Element
FreemiumSecure messenger and collaboration app built on the Matrix protocol
About Element
Element is the most popular Matrix protocol client — open source, federated messaging where your messages live on a homeserver you control. The Matrix protocol handles decentralization, so an Element user on your company's Synapse instance can chat with anyone on matrix.org or any federated server. Available as a web app, Electron desktop app, and native iOS and Android clients. Around 11,000 GitHub stars for element-web. The bridge ecosystem is where it earns its place in corporate environments: bots bridge Slack, Discord, Microsoft Teams, and IRC conversations into Matrix rooms, making incremental migration off proprietary platforms possible. Synapse (Python) is the battle-tested homeserver; Dendrite (Go) is lighter but less production-tested.

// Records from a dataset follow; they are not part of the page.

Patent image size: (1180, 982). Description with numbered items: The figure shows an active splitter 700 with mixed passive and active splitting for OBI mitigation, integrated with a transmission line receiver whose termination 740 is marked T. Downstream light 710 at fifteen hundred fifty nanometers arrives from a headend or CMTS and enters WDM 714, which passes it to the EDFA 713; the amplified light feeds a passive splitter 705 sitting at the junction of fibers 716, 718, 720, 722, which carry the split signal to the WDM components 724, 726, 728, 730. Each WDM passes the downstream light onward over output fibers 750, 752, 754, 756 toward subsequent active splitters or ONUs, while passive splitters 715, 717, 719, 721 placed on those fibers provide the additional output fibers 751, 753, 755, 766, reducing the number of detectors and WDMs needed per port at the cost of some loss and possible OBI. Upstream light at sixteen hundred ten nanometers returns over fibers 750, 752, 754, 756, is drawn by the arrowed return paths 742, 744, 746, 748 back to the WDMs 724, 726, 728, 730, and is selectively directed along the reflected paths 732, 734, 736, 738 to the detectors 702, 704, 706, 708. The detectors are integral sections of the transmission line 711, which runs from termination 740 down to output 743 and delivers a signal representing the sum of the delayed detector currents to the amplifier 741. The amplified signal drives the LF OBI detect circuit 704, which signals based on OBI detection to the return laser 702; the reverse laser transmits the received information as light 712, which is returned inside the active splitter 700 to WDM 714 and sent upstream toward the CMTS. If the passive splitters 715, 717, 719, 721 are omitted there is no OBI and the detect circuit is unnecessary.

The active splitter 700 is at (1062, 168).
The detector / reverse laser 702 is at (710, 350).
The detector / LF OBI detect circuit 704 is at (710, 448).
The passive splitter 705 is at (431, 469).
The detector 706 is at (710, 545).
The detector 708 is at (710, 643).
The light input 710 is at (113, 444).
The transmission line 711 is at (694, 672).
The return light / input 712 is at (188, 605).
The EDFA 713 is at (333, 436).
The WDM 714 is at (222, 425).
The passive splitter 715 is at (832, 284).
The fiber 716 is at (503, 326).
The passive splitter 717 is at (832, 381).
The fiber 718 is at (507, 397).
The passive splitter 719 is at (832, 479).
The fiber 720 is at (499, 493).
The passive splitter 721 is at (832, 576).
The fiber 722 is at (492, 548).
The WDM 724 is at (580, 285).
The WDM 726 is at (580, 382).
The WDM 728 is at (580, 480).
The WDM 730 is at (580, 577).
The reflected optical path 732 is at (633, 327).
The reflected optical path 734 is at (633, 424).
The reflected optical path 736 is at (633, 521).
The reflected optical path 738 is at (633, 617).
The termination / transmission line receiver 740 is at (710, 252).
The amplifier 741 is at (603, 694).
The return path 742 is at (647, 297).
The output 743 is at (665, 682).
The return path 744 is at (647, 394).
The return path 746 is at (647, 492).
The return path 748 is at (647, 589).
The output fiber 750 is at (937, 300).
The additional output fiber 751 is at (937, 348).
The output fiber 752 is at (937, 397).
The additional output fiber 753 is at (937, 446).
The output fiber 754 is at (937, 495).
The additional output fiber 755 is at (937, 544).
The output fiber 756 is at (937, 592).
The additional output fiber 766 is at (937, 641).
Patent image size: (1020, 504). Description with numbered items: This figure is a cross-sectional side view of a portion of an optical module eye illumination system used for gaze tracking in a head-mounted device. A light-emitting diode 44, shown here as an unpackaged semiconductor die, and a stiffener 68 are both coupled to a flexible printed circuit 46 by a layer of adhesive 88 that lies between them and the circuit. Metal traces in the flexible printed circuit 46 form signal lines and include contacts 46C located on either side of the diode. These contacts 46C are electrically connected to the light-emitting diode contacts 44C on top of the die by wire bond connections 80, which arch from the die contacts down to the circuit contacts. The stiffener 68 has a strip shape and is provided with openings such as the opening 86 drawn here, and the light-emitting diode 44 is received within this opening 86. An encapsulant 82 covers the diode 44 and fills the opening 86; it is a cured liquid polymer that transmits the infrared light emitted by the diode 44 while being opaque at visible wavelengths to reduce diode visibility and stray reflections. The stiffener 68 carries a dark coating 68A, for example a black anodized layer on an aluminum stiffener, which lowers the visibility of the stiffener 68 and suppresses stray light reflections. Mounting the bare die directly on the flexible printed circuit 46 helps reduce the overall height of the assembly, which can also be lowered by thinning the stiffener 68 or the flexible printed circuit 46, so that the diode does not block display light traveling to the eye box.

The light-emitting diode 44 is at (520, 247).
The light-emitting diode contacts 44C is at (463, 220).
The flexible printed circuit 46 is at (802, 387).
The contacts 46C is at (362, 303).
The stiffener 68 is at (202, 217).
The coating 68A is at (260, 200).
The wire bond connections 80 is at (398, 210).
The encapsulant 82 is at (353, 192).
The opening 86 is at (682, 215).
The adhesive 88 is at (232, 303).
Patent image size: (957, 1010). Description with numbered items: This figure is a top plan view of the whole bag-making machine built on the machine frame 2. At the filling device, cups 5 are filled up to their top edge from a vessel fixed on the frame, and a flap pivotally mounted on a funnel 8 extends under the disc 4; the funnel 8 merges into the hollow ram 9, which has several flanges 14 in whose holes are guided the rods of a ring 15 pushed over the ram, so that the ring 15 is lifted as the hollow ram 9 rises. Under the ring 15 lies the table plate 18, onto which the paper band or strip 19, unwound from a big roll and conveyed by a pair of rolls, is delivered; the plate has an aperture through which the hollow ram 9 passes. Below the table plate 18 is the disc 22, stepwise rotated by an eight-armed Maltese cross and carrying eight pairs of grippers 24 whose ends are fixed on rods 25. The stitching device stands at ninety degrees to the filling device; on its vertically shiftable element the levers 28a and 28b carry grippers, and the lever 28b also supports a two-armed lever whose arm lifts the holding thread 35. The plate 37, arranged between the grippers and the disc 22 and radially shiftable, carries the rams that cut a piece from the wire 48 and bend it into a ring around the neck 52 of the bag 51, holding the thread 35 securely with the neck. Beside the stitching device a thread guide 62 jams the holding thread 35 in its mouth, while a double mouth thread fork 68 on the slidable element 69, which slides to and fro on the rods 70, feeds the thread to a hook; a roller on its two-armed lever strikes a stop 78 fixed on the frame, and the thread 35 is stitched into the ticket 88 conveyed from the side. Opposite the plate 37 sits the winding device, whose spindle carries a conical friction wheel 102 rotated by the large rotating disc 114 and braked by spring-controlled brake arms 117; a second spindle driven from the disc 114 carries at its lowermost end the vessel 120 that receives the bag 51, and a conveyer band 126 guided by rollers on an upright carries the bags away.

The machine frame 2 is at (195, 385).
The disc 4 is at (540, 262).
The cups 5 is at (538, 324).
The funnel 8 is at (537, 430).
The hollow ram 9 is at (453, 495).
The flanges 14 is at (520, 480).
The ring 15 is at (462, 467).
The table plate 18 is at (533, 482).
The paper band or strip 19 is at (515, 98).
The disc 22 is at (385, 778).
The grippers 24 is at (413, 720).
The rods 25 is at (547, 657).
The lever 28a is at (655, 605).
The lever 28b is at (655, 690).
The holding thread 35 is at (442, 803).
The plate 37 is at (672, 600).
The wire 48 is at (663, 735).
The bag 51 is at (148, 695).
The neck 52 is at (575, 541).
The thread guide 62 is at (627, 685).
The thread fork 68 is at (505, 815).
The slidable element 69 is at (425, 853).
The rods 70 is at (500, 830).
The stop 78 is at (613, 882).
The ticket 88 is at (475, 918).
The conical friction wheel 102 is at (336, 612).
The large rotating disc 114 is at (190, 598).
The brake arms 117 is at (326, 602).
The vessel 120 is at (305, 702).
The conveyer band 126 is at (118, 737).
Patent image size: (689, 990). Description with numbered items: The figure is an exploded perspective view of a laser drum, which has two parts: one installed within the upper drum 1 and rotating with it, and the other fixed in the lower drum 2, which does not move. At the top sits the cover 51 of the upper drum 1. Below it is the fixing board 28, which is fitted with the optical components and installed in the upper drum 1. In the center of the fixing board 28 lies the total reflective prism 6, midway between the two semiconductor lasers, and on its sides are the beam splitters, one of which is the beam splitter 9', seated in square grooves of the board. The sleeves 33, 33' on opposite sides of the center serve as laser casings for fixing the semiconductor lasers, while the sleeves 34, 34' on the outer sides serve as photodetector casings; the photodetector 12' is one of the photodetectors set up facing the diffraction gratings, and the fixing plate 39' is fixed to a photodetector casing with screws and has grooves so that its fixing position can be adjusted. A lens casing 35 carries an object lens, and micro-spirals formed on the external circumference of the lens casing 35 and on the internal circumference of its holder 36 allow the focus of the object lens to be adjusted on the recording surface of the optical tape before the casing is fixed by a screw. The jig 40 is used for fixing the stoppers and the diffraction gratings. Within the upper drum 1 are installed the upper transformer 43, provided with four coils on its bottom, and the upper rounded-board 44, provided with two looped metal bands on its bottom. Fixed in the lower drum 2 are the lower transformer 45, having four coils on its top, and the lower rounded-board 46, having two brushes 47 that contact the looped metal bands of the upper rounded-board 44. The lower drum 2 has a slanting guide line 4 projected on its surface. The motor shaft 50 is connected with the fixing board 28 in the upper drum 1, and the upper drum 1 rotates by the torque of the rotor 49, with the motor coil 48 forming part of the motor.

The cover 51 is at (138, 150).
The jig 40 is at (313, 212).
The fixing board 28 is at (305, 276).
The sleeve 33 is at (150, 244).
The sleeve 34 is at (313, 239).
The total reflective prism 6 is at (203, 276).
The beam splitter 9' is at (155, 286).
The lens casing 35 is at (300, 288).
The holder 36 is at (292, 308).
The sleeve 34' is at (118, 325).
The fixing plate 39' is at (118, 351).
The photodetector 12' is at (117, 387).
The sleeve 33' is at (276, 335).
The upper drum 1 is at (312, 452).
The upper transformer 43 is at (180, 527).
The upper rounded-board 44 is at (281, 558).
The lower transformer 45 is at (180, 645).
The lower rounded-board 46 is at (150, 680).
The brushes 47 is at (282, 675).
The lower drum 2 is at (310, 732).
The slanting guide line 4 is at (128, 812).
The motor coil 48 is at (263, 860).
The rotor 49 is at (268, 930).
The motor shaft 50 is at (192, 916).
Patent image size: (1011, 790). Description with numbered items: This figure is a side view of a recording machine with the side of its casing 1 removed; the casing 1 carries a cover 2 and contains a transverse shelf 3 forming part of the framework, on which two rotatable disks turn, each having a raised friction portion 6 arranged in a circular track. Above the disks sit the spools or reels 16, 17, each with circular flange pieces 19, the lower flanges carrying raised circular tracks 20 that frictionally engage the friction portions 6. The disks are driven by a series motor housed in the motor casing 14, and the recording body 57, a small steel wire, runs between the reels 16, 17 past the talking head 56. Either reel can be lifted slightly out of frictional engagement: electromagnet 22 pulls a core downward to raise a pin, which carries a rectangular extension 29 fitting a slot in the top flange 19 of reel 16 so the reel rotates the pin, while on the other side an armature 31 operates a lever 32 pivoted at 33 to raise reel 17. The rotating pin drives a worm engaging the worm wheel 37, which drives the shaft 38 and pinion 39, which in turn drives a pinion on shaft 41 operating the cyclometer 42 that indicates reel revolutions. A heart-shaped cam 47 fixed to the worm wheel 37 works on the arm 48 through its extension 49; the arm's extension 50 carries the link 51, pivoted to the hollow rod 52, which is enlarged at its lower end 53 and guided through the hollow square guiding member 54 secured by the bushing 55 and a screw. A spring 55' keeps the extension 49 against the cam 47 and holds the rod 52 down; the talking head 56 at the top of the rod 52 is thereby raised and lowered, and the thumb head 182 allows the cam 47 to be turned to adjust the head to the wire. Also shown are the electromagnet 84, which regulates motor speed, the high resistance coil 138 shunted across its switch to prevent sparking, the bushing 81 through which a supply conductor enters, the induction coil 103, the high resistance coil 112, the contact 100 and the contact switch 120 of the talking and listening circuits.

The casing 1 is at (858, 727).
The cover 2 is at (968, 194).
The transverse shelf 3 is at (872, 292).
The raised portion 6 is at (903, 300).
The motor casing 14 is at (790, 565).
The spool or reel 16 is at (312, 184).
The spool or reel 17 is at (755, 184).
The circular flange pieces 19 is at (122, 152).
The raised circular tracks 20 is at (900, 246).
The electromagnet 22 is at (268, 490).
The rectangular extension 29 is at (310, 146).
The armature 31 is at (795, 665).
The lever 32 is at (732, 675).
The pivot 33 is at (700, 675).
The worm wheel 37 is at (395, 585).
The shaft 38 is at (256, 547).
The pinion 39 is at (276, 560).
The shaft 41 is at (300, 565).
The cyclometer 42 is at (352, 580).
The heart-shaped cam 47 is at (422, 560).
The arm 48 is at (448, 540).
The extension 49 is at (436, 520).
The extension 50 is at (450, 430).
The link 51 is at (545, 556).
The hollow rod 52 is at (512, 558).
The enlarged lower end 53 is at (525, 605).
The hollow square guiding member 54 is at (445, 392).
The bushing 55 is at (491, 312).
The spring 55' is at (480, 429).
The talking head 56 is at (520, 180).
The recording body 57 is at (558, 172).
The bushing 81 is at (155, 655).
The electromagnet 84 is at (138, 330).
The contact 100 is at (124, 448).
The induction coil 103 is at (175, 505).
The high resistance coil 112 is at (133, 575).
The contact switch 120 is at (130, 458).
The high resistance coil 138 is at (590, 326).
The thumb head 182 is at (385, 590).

Main Reddit complaints: E2E encryption key verification confuses non-technical users and breaks sessions when they get it wrong, the mobile apps feel behind Signal in polish, and large rooms in federated servers can lag noticeably. Cross-signing between devices improved in recent versions but still trips people up when a device is lost.
Key Features
Pricing Plans
Free
- Unlimited messages
- E2E encryption
- Voice & video calls
- Bridges to Slack/Discord
Starter
- Enterprise hosting
- SLA
- Admin controls
- Priority support
Business
- SSO/SAML
- Compliance
- Advanced admin
- Dedicated support
Pros
- Decentralized — no single point of failure
- Government-grade encryption
- Bridges to Slack, Discord, IRC, etc.
- Full data sovereignty with self-hosting
Cons
- Less polished UI than Slack/Teams
- Matrix federation can be complex
- Smaller app ecosystem
Best For
- Organizations migrating off Slack who need data sovereignty and don't want messages on third-party servers
- Security-conscious teams wanting E2E encrypted messaging with a self-hosted homeserver
- IT teams bridging multiple chat platforms (Slack, Discord, Teams) into one unified workspace
Not Ideal For
- Non-technical users who find encryption key verification confusing — it breaks sessions and they won't know why
- Teams wanting Slack-level polish without significant setup and maintenance investment
Potential Deal Breakers
- E2E encryption key verification UX is confusing and frequently breaks encrypted sessions for non-technical users
- Synapse homeserver is resource-hungry — needs 2GB+ RAM for a mid-size organization in production
- Large federated rooms can lag noticeably, especially on smaller or shared homeservers
Data & Privacy
Matrix-based encrypted messaging. End-to-end encrypted by default. Self-hosted keeps all messages on your server. Decentralized architecture means no central data store. Cross-signed device verification.
Who Is This For?
Hands-on tested May 2026
Signup Experience
Using element.io requires only an email signup -- account created in under a minute and Matrix messaging works immediately. Self-hosting requires running a Synapse or Dendrite homeserver, which adds 1 to 2 hours of setup on a VPS with 2GB RAM minimum. Bridges to Slack, Discord, or IRC require additional configuration beyond the base server setup.
For Home Users
Free encrypted messaging with federation across any Matrix server. The best choice for a household or friend group wanting end-to-end encrypted messaging with self-hosting, or for bridging across different chat platforms. Less polished than Signal for simple messaging -- Signal wins for mainstream personal use. Element wins when federation and platform bridging matter.
For Business Users
Element Server Suite provides SLA, SSO, compliance tools, and managed Synapse hosting for enterprise environments. The bridge ecosystem is the distinguishing feature -- teams migrating from Slack or Discord can bridge the old platform into Matrix rooms during transition. E2E encryption key verification UX is the main friction point for non-technical users. Data sovereignty in messaging is the core argument: no messages on third-party servers.
Our Verdict
Element/Matrix is the right move if data sovereignty in messaging is a hard requirement. The federation model is powerful in theory but confusing in practice for anyone who hasn't read the docs. Get it working on a controlled Synapse homeserver and it's solid — rely on matrix.org and you'll hit performance surprises.